Fishing the first pieces of offshore structure related to these spawning locations is often my favorite place to look in these conditions. The falling water level causes fish to move off the bank and retreat to more stable conditions. This is one of the best times to target offshore structure during the spawn. This structure isn’t always deep however, I often find success in 5-10 feet of water given these conditions. Locations such as brush, rock and other ambush points create the perfect locations for bass to hide during falling water levels.


Another huge reason bass move offshore this time of year is weather changes. One of the infamous shallow water killers is a cold front. Anglers all over the country have experienced the effects of this weather change, as it often leads to a slow day of fishing. This can be anything from a 5 degree drop in temperature all the way to a major freeze. Regardless of the severity it hardly ever helps the shallow bite. This is because the upper water column is most effected by changes in the weather system. This water is directly subjected to the outdoors temperature causing it to rapidly change alongside changing weather conditions. These changes in temperature cause bass to move deep in search of more stable conditions.
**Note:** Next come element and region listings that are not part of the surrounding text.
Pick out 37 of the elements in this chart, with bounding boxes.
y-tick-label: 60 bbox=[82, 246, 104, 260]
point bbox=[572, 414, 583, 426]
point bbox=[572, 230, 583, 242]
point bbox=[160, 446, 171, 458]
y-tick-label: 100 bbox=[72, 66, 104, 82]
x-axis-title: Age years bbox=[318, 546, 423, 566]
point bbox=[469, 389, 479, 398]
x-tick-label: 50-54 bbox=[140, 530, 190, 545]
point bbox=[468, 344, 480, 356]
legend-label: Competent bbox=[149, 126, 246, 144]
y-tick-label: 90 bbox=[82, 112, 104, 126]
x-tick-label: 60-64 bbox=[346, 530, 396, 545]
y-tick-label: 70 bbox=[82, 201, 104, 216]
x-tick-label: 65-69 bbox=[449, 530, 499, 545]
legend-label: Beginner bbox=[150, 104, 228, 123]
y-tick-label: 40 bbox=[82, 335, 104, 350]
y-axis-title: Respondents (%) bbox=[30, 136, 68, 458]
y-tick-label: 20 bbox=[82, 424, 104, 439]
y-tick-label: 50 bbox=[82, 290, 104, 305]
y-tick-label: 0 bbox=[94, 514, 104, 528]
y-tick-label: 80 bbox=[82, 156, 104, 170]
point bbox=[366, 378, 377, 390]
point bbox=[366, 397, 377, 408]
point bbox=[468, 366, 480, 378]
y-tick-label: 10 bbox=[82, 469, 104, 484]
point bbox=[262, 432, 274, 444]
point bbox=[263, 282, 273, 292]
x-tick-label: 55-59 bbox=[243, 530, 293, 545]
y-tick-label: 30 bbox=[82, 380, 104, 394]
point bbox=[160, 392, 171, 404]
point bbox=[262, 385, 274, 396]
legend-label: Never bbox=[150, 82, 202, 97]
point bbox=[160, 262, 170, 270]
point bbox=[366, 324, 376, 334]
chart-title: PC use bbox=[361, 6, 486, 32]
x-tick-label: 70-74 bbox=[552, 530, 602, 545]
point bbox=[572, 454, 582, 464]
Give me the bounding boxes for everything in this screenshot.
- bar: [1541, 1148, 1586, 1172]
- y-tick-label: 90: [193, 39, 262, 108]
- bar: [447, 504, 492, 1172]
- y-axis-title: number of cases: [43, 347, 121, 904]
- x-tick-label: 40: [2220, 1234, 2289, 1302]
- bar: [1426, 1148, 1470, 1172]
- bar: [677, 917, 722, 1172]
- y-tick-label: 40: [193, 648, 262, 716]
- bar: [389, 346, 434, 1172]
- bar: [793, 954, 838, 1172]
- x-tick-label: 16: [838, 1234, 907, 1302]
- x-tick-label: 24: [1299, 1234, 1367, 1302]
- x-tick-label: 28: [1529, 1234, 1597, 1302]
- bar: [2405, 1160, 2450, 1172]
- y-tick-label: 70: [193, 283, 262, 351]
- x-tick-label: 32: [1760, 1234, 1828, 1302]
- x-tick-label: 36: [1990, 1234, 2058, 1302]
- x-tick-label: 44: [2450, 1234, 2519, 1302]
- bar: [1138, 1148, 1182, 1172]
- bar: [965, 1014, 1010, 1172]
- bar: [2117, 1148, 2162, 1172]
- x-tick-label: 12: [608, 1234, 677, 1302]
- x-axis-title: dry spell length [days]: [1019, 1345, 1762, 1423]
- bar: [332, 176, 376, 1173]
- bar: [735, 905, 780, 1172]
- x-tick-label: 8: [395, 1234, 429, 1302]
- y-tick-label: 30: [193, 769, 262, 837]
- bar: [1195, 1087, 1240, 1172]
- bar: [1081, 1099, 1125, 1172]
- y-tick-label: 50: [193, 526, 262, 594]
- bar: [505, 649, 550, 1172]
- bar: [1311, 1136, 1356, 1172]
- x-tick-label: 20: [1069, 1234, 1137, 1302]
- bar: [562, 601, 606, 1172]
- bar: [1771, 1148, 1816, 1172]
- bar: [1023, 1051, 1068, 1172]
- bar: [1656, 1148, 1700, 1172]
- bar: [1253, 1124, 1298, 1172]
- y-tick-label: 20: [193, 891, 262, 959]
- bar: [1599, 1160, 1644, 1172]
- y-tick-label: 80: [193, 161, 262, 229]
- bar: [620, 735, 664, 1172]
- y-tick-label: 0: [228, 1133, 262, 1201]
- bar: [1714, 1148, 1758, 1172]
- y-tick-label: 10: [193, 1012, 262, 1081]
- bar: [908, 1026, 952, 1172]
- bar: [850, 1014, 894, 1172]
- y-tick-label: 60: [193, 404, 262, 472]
Deep water is far less affected by changes in the weather, making it a much more consistent approach to catching fish. Getting slightly off the bank and targeting submerged structure is one of the best was I’ve found to handle a major cold front. While this may sound easy on paper, its very common to get stuck in your ways regardless of a change in weather. Paying attention to these subtle changes and adjusting with the fish is the best way to constantly get bites throughout the spring season. Im guilty of this myself, however I started to find a lot more success once I started letting the fish tell me what to do, not the other way around.

Photo by: Shane Durrance



My final and favorite reason to fish offshore during the spawn is to avoid fishing pressure. During the fall, winter and summer it seems that anglers spread out all over the lake targeting various depths in the water column. In the spring however, anglers often flock to the bank targeting spawning fish using a variety of traditional tactics. While this is undoubtably a fantastic way to fish this time of year, I tend to prefer getting away from the crowds. Not only does fishing offshore during the spawn separate you from other fisherman, but it also allows you to get on unique bites other anglers aren’t capitalizing on. One of my favorite offshore spawning bites to target is offshore stump fishing.

Bass will often roam flats looking for stumps and other hard cover to lay their eggs. This type of cover isn’t visible with the naked eye, however it can still lead to some fantastic days of fishing. I’ll often start using side scan to graph these flats looking for hard bottom and cover for fish to spawn on. Once I’ve located a plethora of cover I’ll go through using forward facing sonar to catch individual fish using this cover to spawn. Ive caught all three species of bass practicing this technique, and its truly a great way to put together a quality limit of bass. Some of my favorite baits for this technique include a Strike King Filler Worm rigged on a drop shot, as well as a Neko rigged Yamamoto Senko.

Fishing deep during the spawn may seem counter intuitive at first, however you’ll quickly learn there’s still plenty of fish to be caught offshore this time of year. Paying attention to things such as water level, changing weather conditions and fishing pressure are all great indictors on when to move off the bank. If you’re looking to expand your spring fishing skillset, don’t be afraid to check deeper water when the right conditions present themselves.